Personal information
- Full name: Arthur Keith Wilson
- Born: 26 August 1894 Brighton, Sussex, England
- Died: 8 November 1977 (aged 83) Brighton, Sussex, England
- Batting: Right-handed
- Bowling: Leg break

Domestic team information
- 1914–1934: Sussex

Career statistics
| Competition | First-class |
| Matches | 17 |
| Runs scored | 546 |
| Batting average | 19.50 |
| 100s/50s | 1/3 |
| Top score | 134 |
| Balls bowled | 222 |
| Wickets | 3 |
| Bowling average | 73.66 |
| 5 wickets in innings | – |
| 10 wickets in match | – |
| Best bowling | 2/39 |
| Catches/stumpings | 4/– |
- Source: Cricinfo, 18 May 2013

= Keith Wilson (cricketer) =

English cricketer (1894–1977)

Arthur Keith Wilson (26 August 1894 – 8 November 1977) was an English cricketer. Wilson was a right-handed batsman who bowled leg break. He was born at Brighton, Sussex.

Wilson was educated at Brighton College, where he played cricket for the college team in 1911. His first-class debut for Sussex came against Northamptonshire in the 1914 County Championship, with him scoring an unbeaten 78 on debut. He made a further appearance in that season's County Championship against Gloucestershire, before the season was curtailed by the start of the First World War.
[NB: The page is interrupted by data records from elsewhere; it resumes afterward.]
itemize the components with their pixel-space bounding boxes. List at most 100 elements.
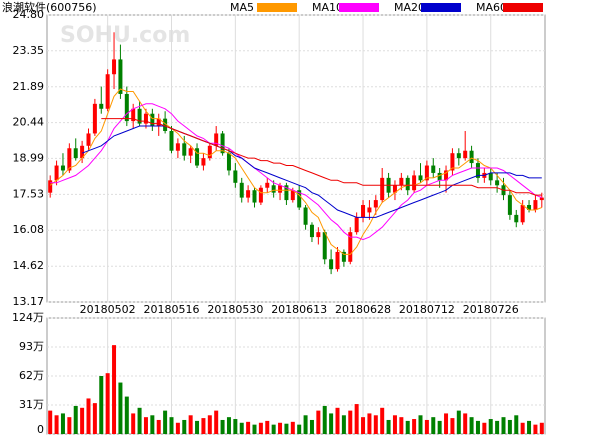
volume-bar	[271, 424, 276, 434]
ma-line	[50, 103, 542, 241]
candle-body	[214, 133, 219, 146]
volume-bar	[118, 382, 123, 434]
candle-body	[329, 259, 334, 270]
y-tick-label: 23.35	[13, 44, 45, 57]
volume-bar	[233, 419, 238, 434]
volume-bar	[258, 422, 263, 434]
candle-body	[303, 207, 308, 225]
volume-bar	[112, 345, 117, 434]
candle-body	[418, 175, 423, 181]
volume-bar	[67, 417, 72, 434]
volume-bar	[399, 417, 404, 434]
legend-label: MA60	[476, 1, 507, 14]
volume-bar	[488, 419, 493, 434]
volume-bar	[456, 410, 461, 434]
volume-bar	[520, 422, 525, 434]
legend-swatch	[257, 3, 297, 12]
volume-bar	[284, 423, 289, 434]
ma-line	[81, 125, 542, 218]
volume-bar	[501, 417, 506, 434]
volume-bar	[169, 417, 174, 434]
volume-bar	[316, 410, 321, 434]
candle-body	[195, 148, 200, 166]
y-tick-label: 16.08	[13, 223, 45, 236]
volume-bar	[182, 419, 187, 434]
candle-body	[265, 182, 270, 188]
volume-bar	[335, 407, 340, 434]
volume-bar	[195, 420, 200, 434]
candle-body	[60, 165, 65, 171]
candle-body	[99, 103, 104, 109]
volume-bar	[482, 422, 487, 434]
candle-body	[297, 190, 302, 208]
legend-label: MA10	[312, 1, 343, 14]
volume-bar	[539, 422, 544, 434]
legend-swatch	[339, 3, 379, 12]
y-tick-label: 21.89	[13, 80, 45, 93]
candle-body	[220, 133, 225, 154]
candle-body	[105, 74, 110, 109]
volume-bar	[495, 420, 500, 434]
volume-bar	[373, 415, 378, 434]
volume-bar	[348, 410, 353, 434]
candle-body	[373, 200, 378, 208]
volume-bar	[507, 419, 512, 434]
volume-bar	[367, 413, 372, 434]
x-tick-label: 20180613	[271, 303, 327, 316]
candle-body	[399, 177, 404, 186]
y-tick-label: 0	[37, 423, 44, 436]
volume-bar	[303, 415, 308, 434]
candle-body	[309, 224, 314, 238]
candle-body	[437, 172, 442, 181]
volume-bar	[412, 419, 417, 434]
volume-bar	[354, 404, 359, 434]
volume-bar	[226, 417, 231, 434]
candle-body	[341, 251, 346, 262]
volume-bar	[80, 407, 85, 434]
ma-line	[49, 88, 542, 255]
volume-bar	[143, 417, 148, 434]
y-tick-label: 17.53	[13, 187, 45, 200]
volume-bar	[54, 415, 59, 434]
candle-body	[150, 113, 155, 127]
volume-bar	[265, 420, 270, 434]
volume-bar	[405, 420, 410, 434]
volume-bar	[386, 419, 391, 434]
volume-bar	[278, 422, 283, 434]
candle-body	[137, 108, 142, 124]
volume-bar	[239, 422, 244, 434]
volume-bar	[201, 418, 206, 434]
volume-bar	[469, 417, 474, 434]
candle-body	[131, 108, 136, 122]
candle-body	[380, 177, 385, 201]
volume-bar	[297, 424, 302, 434]
volume-bar	[137, 407, 142, 434]
candle-body	[354, 217, 359, 233]
candle-body	[322, 232, 327, 260]
volume-bar	[463, 413, 468, 434]
candle-body	[335, 251, 340, 270]
candle-body	[507, 195, 512, 215]
volume-bar	[207, 415, 212, 434]
volume-bar	[188, 415, 193, 434]
volume-bar	[163, 410, 168, 434]
candle-body	[367, 207, 372, 213]
candle-body	[488, 172, 493, 181]
volume-bar	[527, 420, 532, 434]
candle-body	[284, 185, 289, 201]
candle-body	[182, 143, 187, 156]
x-tick-label: 20180712	[399, 303, 455, 316]
y-tick-label: 31万	[19, 398, 44, 411]
volume-bar	[514, 415, 519, 434]
candle-body	[405, 177, 410, 191]
volume-bar	[99, 376, 104, 434]
volume-bar	[252, 424, 257, 434]
candle-body	[520, 205, 525, 223]
candle-body	[118, 59, 123, 94]
candle-body	[290, 190, 295, 201]
y-tick-label: 18.99	[13, 151, 45, 164]
candle-body	[456, 153, 461, 159]
candle-body	[514, 214, 519, 223]
y-tick-label: 93万	[19, 340, 44, 353]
Following the conclusion of the war, Wilson returned to playing first-class cricket for Sussex in the 1919 County Championship, making seven appearances in that season, with the season including his only first-class century with a score of 134 against Northamptonshire. He played twice for Sussex in the 1920 County Championship against Warwickshire and Middlesex, as well as playing a first-class match for the Gentlemen of the South against the Players of the South. His next first-class appearances for Sussex came in two university matches in 1923 against Oxford University and Cambridge University, before making two further appearances for the county in the 1925 County Championship against Hampshire and Somerset. Following a nine-year absence from first-class cricket, Wilson played one final first-class match for Sussex in the 1934 County Championship against Kent, scoring 69 in his final match.

Described in his Wisden obituary as a "good bat and an especially skilful cutter", Wilson scored 546 runs at an average of 19.50, with three half centuries and a single aforementioned century. Additionally described in Wisden as having taken "hundreds of wickets in minor cricket with slow flighted leg-breaks", Wilson was less successful in first-class cricket, bowling 37 overs and taking two wickets for Sussex and one for the Gentlemen of the South, at an overall bowling average of 73.66. For a time Wilson was later the Chairman of Sussex County Cricket Club, while during World War II he was credited with keeping cricket going at the County Ground. He died at the town of his birth on 8 November 1977.